Solutions Architect - AI Factory
Run:ai
NVIDIA is seeking an outstanding Solutions Architect for AI Factory to assist and support customers that are building solutions with our newest AI technology. At NVIDIA, our Solutions Architects work across different teams and enjoy helping customers with the latest Accelerated Computing and Deep Learning software and hardware platforms. We're looking to grow our company, and build our teams with the smartest people in the world. Would you like to join us at the forefront of technological advancement?
You will become a trusted technical advisor with our customers and work on exciting projects and proof-of-concepts passionate about AI Factory. This role is an excellent opportunity to work in an interdisciplinary team with the latest technologies at NVIDIA!
What you will be doing:
Maintain an up-to-date understanding of the philosophy, architecture, and deployment methods of various evolving NVIDIA Reference Architectures—e.g., NVIDIA DGX SuperPOD Reference Architecture, NVIDIA Cloud Partner Reference Architecture, and NVIDIA Enterprise Reference Architecture.
Analyze and understand the requirements of customer-initiated AI training or inference clusters.
Identify the NVIDIA Reference Architecture that best matches customer needs and effectively communicate its value proposition to collaborators.
Facilitate seamless communication between NVIDIA's internal deployment teams and customers during the implementation of AI clusters based on Reference Architectures.
Provide hands-on technical support to developers after the AI Factory has been deployed, ensuring that AI training and inference workloads run effectively on the infrastructure.
What we need to see:
Bachelor’s degree or higher in Computer Science, Computer Engineering, or a related technical field.
Solid understanding of basic principles behind cluster orchestration, such as compute resource provisioning and dynamic prioritization based on user demand.

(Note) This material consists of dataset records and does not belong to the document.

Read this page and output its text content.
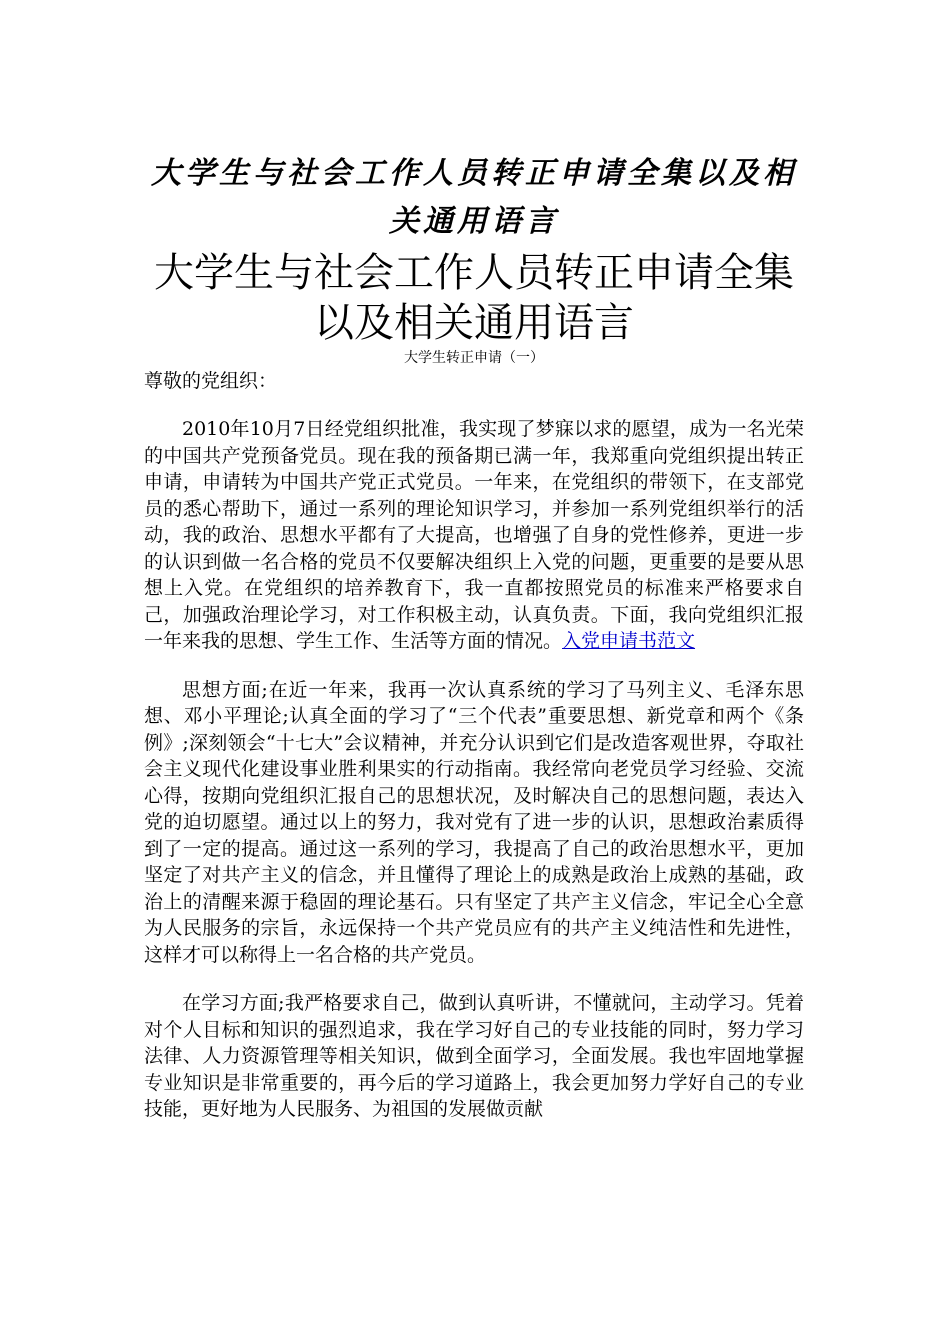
大学生与社会工作人员转正申请全集以及相关通用语言
大学生与社会工作人员转正申请全集以及相关通用语言

大学生转正申请（一）

尊敬的党组织：

2010年10月7日经党组织批准，我实现了梦寐以求的愿望，成为一名光荣的中国共产党预备党员。现在我的预备期已满一年，我郑重向党组织提出转正申请，申请转为中国共产党正式党员。一年来，在党组织的带领下，在支部党员的悉心帮助下，通过一系列的理论知识学习，并参加一系列党组织举行的活动，我的政治、思想水平都有了大提高，也增强了自身的党性修养，更进一步的认识到做一名合格的党员不仅要解决组织上入党的问题，更重要的是要从思想上入党。在党组织的培养教育下，我一直都按照党员的标准来严格要求自己，加强政治理论学习，对工作积极主动，认真负责。下面，我向党组织汇报一年来我的思想、学生工作、生活等方面的情况。入党申请书范文

思想方面;在近一年来，我再一次认真系统的学习了马列主义、毛泽东思想、邓小平理论;认真全面的学习了“三个代表”重要思想、新党章和两个《条例》;深刻领会“十七大”会议精神，并充分认识到它们是改造客观世界，夺取社会主义现代化建设事业胜利果实的行动指南。我经常向老党员学习经验、交流心得，按期向党组织汇报自己的思想状况，及时解决自己的思想问题，表达入党的迫切愿望。通过以上的努力，我对党有了进一步的认识，思想政治素质得到了一定的提高。通过这一系列的学习，我提高了自己的政治思想水平，更加坚定了对共产主义的信念，并且懂得了理论上的成熟是政治上成熟的基础，政治上的清醒来源于稳固的理论基石。只有坚定了共产主义信念，牢记全心全意为人民服务的宗旨，永远保持一个共产党员应有的共产主义纯洁性和先进性，这样才可以称得上一名合格的共产党员。

在学习方面;我严格要求自己，做到认真听讲，不懂就问，主动学习。凭着对个人目标和知识的强烈追求，我在学习好自己的专业技能的同时，努力学习法律、人力资源管理等相关知识，做到全面学习，全面发展。我也牢固地掌握专业知识是非常重要的，再今后的学习道路上，我会更加努力学好自己的专业技能，更好地为人民服务、为祖国的发展做贡献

Minimum of 3 years of hands-on experience operating AI training or inference clusters that leverage Kubernetes with NVIDIA GPUs.

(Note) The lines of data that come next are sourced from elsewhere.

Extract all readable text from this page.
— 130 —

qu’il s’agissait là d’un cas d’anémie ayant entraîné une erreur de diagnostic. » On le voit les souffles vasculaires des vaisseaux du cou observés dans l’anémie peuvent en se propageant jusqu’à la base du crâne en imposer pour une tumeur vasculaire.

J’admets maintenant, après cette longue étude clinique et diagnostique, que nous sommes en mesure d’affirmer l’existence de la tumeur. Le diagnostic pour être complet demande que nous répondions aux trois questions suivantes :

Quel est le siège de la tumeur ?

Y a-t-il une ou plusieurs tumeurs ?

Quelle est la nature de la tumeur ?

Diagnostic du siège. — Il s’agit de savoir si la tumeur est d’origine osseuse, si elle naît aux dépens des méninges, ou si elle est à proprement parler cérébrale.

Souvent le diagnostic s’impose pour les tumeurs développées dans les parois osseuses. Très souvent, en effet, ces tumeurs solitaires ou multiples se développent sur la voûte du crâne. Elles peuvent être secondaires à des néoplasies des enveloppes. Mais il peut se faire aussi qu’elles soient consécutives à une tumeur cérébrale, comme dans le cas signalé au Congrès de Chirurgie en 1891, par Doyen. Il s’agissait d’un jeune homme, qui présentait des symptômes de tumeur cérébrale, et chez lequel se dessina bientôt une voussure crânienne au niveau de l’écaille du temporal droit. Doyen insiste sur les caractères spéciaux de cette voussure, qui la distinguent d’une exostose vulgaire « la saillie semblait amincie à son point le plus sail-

Proficiency in key technologies including: Container Runtime Interface (CRI), Container Network Interface (CNI), Calico, NVIDIA GPU Operator, NVIDIA Network Operator, and Kubeflow Training Operator.
Ways to stand out from the crowd:
Foundational knowledge and experience with network technologies—such as InfiniBand and Ethernet—in AI cluster environments, including compute fabric interconnects between GPU servers, storage fabric integration, and in-band networks for system administration.

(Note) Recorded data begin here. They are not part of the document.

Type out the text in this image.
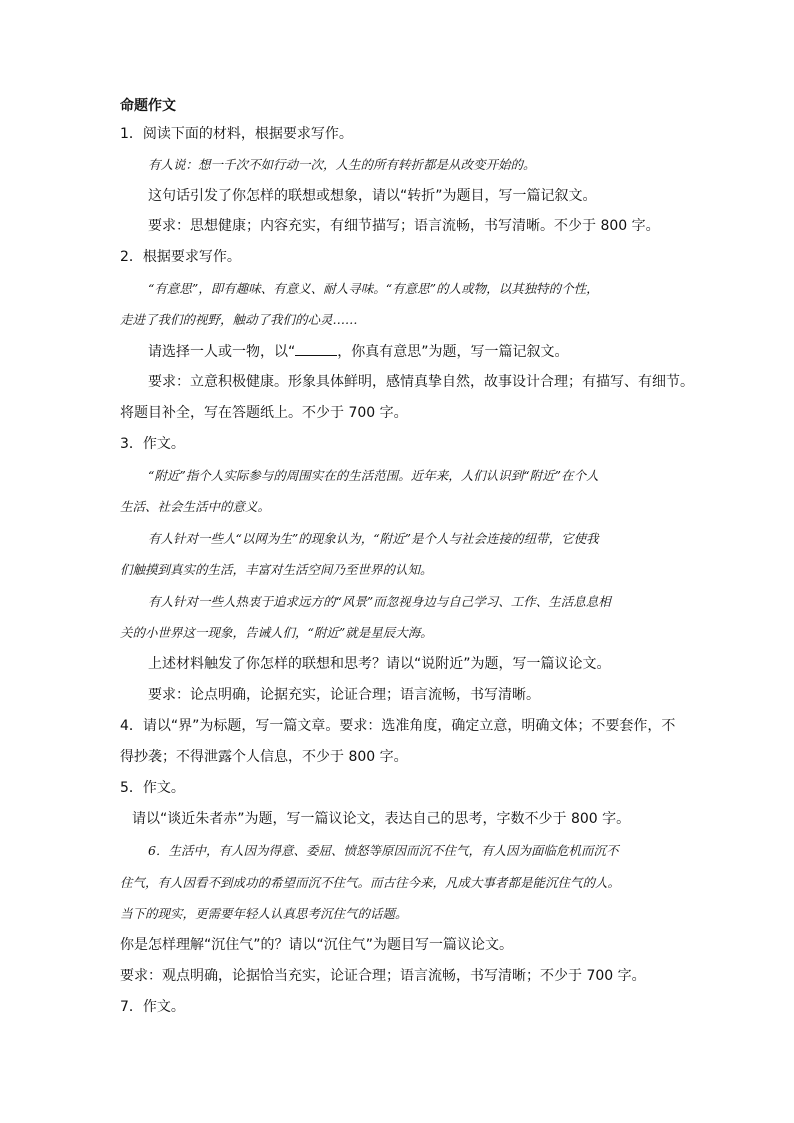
命题作文
1．阅读下面的材料，根据要求写作。
有人说：想一千次不如行动一次，人生的所有转折都是从改变开始的。
这句话引发了你怎样的联想或想象，请以“转折”为题目，写一篇记叙文。
要求：思想健康；内容充实，有细节描写；语言流畅，书写清晰。不少于 800 字。
2．根据要求写作。
“有意思”，即有趣味、有意义、耐人寻味。“有意思”的人或物，以其独特的个性，
走进了我们的视野，触动了我们的心灵……
请选择一人或一物，以“	，你真有意思”为题，写一篇记叙文。
要求：立意积极健康。形象具体鲜明，感情真挚自然，故事设计合理；有描写、有细节。
将题目补全，写在答题纸上。不少于 700 字。
3．作文。
“附近”指个人实际参与的周围实在的生活范围。近年来，人们认识到“附近”在个人
生活、社会生活中的意义。
有人针对一些人“以网为生”的现象认为，“附近”是个人与社会连接的纽带，它使我
们触摸到真实的生活，丰富对生活空间乃至世界的认知。
有人针对一些人热衷于追求远方的“风景”而忽视身边与自己学习、工作、生活息息相
关的小世界这一现象，告诫人们，“附近”就是星辰大海。
上述材料触发了你怎样的联想和思考？请以“说附近”为题，写一篇议论文。
要求：论点明确，论据充实，论证合理；语言流畅，书写清晰。
4．请以“界”为标题，写一篇文章。要求：选准角度，确定立意，明确文体；不要套作，不
得抄袭；不得泄露个人信息，不少于 800 字。
5．作文。
请以“谈近朱者赤”为题，写一篇议论文，表达自己的思考，字数不少于 800 字。
6．生活中，有人因为得意、委屈、愤怒等原因而沉不住气，有人因为面临危机而沉不
住气，有人因看不到成功的希望而沉不住气。而古往今来，凡成大事者都是能沉住气的人。
当下的现实，更需要年轻人认真思考沉住气的话题。
你是怎样理解“沉住气”的？请以“沉住气”为题目写一篇议论文。
要求：观点明确，论据恰当充实，论证合理；语言流畅，书写清晰；不少于 700 字。
7．作文。
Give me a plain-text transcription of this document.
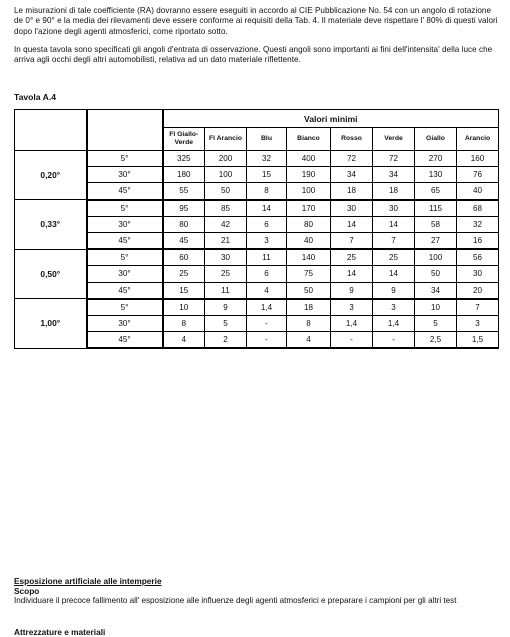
Le misurazioni di tale coefficiente (RA) dovranno essere eseguiti in accordo al CIE Pubblicazione No. 54 con un angolo di rotazione de 0° e 90° e la media dei rilevamenti deve essere conforme ai requisiti della Tab. 4. Il materiale deve rispettare l' 80% di questi valori dopo l'azione degli agenti atmosferici, come riportato sotto.
In questa tavola sono specificati gli angoli d'entrata di osservazione. Questi angoli sono importanti ai fini dell'intensita' della luce che arriva agli occhi degli altri automobilisti, relativa ad un dato materiale riflettente.
Tavola A.4
		Valori minimi							
		Fl Giallo-Verde	Fl Arancio	Blu	Bianco	Rosso	Verde	Giallo	Arancio
0,20°	5°	325	200	32	400	72	72	270	160
	30°	180	100	15	190	34	34	130	76
	45°	55	50	8	100	18	18	65	40
0,33°	5°	95	85	14	170	30	30	115	68
	30°	80	42	6	80	14	14	58	32
	45°	45	21	3	40	7	7	27	16
0,50°	5°	60	30	11	140	25	25	100	56
	30°	25	25	6	75	14	14	50	30
	45°	15	11	4	50	9	9	34	20
1,00°	5°	10	9	1,4	18	3	3	10	7
	30°	8	5	-	8	1,4	1,4	5	3
	45°	4	2	-	4	-	-	2,5	1,5
Esposizione artificiale alle intemperie
Scopo
Individuare il precoce fallimento all' esposizione alle influenze degli agenti atmosferici e preparare i campioni per gli altri test
Attrezzature e materiali
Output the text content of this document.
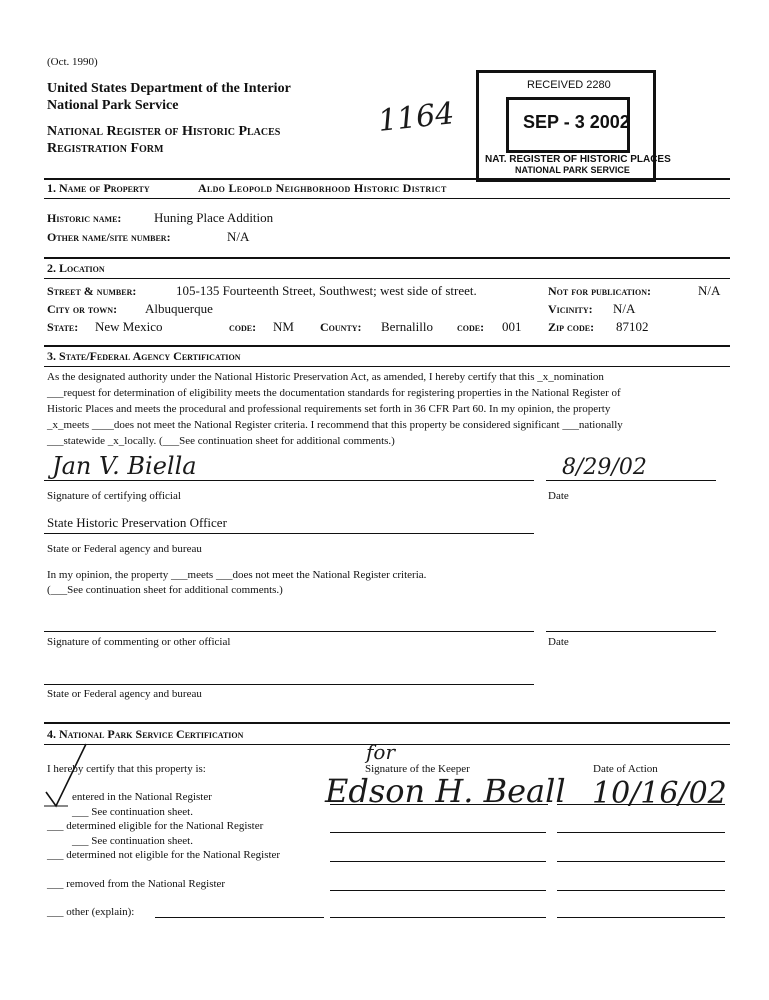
(Oct. 1990)
United States Department of the Interior
National Park Service
National Register of Historic Places
Registration Form
1164
RECEIVED 2280
SEP - 3 2002
NAT. REGISTER OF HISTORIC PLACES
NATIONAL PARK SERVICE
1. Name of Property	Aldo Leopold Neighborhood Historic District
Historic name:	Huning Place Addition
Other name/site number:	N/A
2. Location
Street & number:	105-135 Fourteenth Street, Southwest; west side of street.	Not for publication:	N/A
City or town: Albuquerque	Vicinity: N/A
State: New Mexico	code: NM County: Bernalillo code: 001 Zip code: 87102
3. State/Federal Agency Certification
As the designated authority under the National Historic Preservation Act, as amended, I hereby certify that this _x_nomination
___request for determination of eligibility meets the documentation standards for registering properties in the National Register of
Historic Places and meets the procedural and professional requirements set forth in 36 CFR Part 60. In my opinion, the property
_x_meets ____does not meet the National Register criteria. I recommend that this property be considered significant ___nationally
___statewide _x_locally. (___See continuation sheet for additional comments.)
Jan V. Biella	8/29/02
Signature of certifying official	Date
State Historic Preservation Officer
State or Federal agency and bureau
In my opinion, the property ___meets ___does not meet the National Register criteria.
(___See continuation sheet for additional comments.)
Signature of commenting or other official	Date
State or Federal agency and bureau
4. National Park Service Certification
I hereby certify that this property is:	Signature of the Keeper	Date of Action
for
Edson H. Beall 10/16/02
entered in the National Register
___ See continuation sheet.
___ determined eligible for the National Register
___ See continuation sheet.
___ determined not eligible for the National Register
___ removed from the National Register
___ other (explain):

Familiarity with the role of storage in AI training/inference clusters, including hands-on experience with vector databases and leading commercial storage solutions.
Experience integrating MLOps platforms into Kubernetes environments, such as deploying Airflow for orchestrating distributed training workloads.
NVIDIA is widely considered to be one of the technology world’s most desirable employers. We have some of the most forward-thinking and hardworking people in the world working for us. If you're creative, passionate and self-motivated, we want to hear from you! NVIDIA is leading the way in groundbreaking developments in Artificial Intelligence, High-Performance Computing and Visualization. The GPU, our invention, serves as the visual cortex of modern computers and is at the heart of our products and services.